Using Event Correlation to Automatically Raise Downed Server Alert Severity
Downed Web Server, but Operators Do Not Notice without Event Correlation
Your network operations center is super busy and your operators are too busy deploying hundreds of virtual systems for a new site to notice that a downed web server alert now has more than 200 associated events. That server has been down for quite a while and it would be nice to get it back up and running before your web-space clients start flooding your Zendesk with batches of associated tickets! Wouldn’t it be nice if you could write a rule that would automatically change the severity of that downed server alert to CRITICAL so your operators would take notice? You can with RightITnow ECM correlation rules!

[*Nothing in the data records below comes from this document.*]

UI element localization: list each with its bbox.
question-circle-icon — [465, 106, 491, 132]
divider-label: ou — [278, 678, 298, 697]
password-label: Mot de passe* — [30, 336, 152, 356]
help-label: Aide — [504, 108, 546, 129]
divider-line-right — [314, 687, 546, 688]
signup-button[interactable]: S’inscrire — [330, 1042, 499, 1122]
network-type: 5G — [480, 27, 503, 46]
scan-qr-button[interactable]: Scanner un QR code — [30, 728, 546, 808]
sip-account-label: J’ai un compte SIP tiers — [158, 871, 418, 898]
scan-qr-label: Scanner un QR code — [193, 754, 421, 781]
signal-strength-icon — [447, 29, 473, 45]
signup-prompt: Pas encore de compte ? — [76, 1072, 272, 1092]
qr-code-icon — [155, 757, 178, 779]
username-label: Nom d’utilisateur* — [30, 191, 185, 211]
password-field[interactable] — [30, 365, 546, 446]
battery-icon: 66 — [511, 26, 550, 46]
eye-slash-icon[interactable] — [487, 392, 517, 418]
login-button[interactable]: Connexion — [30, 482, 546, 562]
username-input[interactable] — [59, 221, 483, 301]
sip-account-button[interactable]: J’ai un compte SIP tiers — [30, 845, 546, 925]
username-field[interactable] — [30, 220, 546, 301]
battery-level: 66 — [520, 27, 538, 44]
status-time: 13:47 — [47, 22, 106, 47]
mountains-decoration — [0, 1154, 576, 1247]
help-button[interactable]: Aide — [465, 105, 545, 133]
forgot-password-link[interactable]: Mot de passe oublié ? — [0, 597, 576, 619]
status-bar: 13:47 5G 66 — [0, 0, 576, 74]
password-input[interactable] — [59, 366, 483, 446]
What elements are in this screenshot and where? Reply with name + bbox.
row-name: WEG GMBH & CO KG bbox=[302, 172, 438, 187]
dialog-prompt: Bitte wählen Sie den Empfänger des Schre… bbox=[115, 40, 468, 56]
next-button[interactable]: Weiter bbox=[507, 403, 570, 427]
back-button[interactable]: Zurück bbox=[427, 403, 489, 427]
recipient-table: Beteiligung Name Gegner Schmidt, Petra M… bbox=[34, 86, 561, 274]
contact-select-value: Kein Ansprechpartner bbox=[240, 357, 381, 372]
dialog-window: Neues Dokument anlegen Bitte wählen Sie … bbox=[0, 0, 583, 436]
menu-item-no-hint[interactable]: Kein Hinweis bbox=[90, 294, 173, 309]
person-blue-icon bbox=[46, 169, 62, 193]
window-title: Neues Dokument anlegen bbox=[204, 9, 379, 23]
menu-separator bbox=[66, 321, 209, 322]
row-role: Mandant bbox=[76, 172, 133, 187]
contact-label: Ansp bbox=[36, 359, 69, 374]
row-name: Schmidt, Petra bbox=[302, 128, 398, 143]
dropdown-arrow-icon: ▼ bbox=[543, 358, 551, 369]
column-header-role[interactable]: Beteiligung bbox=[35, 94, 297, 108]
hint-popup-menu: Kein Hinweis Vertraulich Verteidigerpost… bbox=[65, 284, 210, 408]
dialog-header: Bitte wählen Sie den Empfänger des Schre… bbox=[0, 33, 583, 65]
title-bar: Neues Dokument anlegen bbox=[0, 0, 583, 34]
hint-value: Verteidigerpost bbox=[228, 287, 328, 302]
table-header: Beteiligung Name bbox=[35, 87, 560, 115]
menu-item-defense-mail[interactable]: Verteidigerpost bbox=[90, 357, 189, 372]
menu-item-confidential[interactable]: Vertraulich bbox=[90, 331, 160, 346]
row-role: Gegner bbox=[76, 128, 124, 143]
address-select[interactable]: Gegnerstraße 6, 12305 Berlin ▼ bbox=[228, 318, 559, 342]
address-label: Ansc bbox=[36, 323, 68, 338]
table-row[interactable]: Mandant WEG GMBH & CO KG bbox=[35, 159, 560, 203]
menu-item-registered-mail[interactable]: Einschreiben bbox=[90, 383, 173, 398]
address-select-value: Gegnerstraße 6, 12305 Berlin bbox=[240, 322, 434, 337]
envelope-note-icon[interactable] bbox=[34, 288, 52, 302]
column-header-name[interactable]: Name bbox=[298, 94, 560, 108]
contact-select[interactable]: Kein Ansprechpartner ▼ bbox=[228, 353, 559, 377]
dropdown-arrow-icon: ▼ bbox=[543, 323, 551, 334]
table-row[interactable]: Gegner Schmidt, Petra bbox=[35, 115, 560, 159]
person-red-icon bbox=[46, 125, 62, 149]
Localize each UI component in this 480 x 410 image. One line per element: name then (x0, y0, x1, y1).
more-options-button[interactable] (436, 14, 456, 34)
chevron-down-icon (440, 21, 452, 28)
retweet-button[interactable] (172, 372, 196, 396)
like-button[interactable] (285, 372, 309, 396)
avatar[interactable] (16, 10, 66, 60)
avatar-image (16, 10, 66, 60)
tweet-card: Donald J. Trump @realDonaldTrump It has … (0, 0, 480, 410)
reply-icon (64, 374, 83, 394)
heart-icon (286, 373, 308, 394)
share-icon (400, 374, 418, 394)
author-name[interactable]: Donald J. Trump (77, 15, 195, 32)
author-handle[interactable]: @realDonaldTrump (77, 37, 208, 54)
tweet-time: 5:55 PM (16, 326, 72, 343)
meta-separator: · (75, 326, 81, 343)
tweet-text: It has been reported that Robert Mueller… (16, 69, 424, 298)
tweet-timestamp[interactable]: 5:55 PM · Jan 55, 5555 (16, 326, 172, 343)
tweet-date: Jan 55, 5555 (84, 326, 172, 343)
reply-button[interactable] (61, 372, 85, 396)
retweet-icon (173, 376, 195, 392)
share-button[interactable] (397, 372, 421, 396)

Define the Downed Web Server Correlation Rule Conditions
Using the RightITnow ECM Correlation Rule Builder, you can instruct the RightITnow ECM correlation engine to match all events with a count greater than 10 whose description contains the words, “Web Server Down.” Once you have collected these events, you can act on the resultant alert.
Set the Downed Web Server Alert Correlation Action
So, what do you want to do with all of these downed web server events? You want to make sure that the resultant alert is assigned a very high severity so your operators will jump in fast to resolve the issue. You can use the Correlation Rule Builder to trigger the Set to Critical action that would set the severity of any qualifying alert to critical, automatically. Now, that alert lights up in bold red on your alert console, crying out for some operator attention and intervention.
As Long as We Have Focus on this Event, Let’s Do More!
You have built a correlation rule that automatically and reliably collects downed server events into an associated downed server alert and sets the priority to CRITIAL. As long as you have focus on this alert, you can do more with the correlation rule than just raise the severity to CRITICAL. You can use the RightITnow ECM Correlation Rule Builder to check if related following alerts exist, for example, is my mail server also down? You can also instruct the rule to perform an action if the condition is NOT true. For example, if you are getting downed server events, but not more than 10, you can trigger the Set to Medium Priority rule to set the alert severity to medium instead of CRITICAL.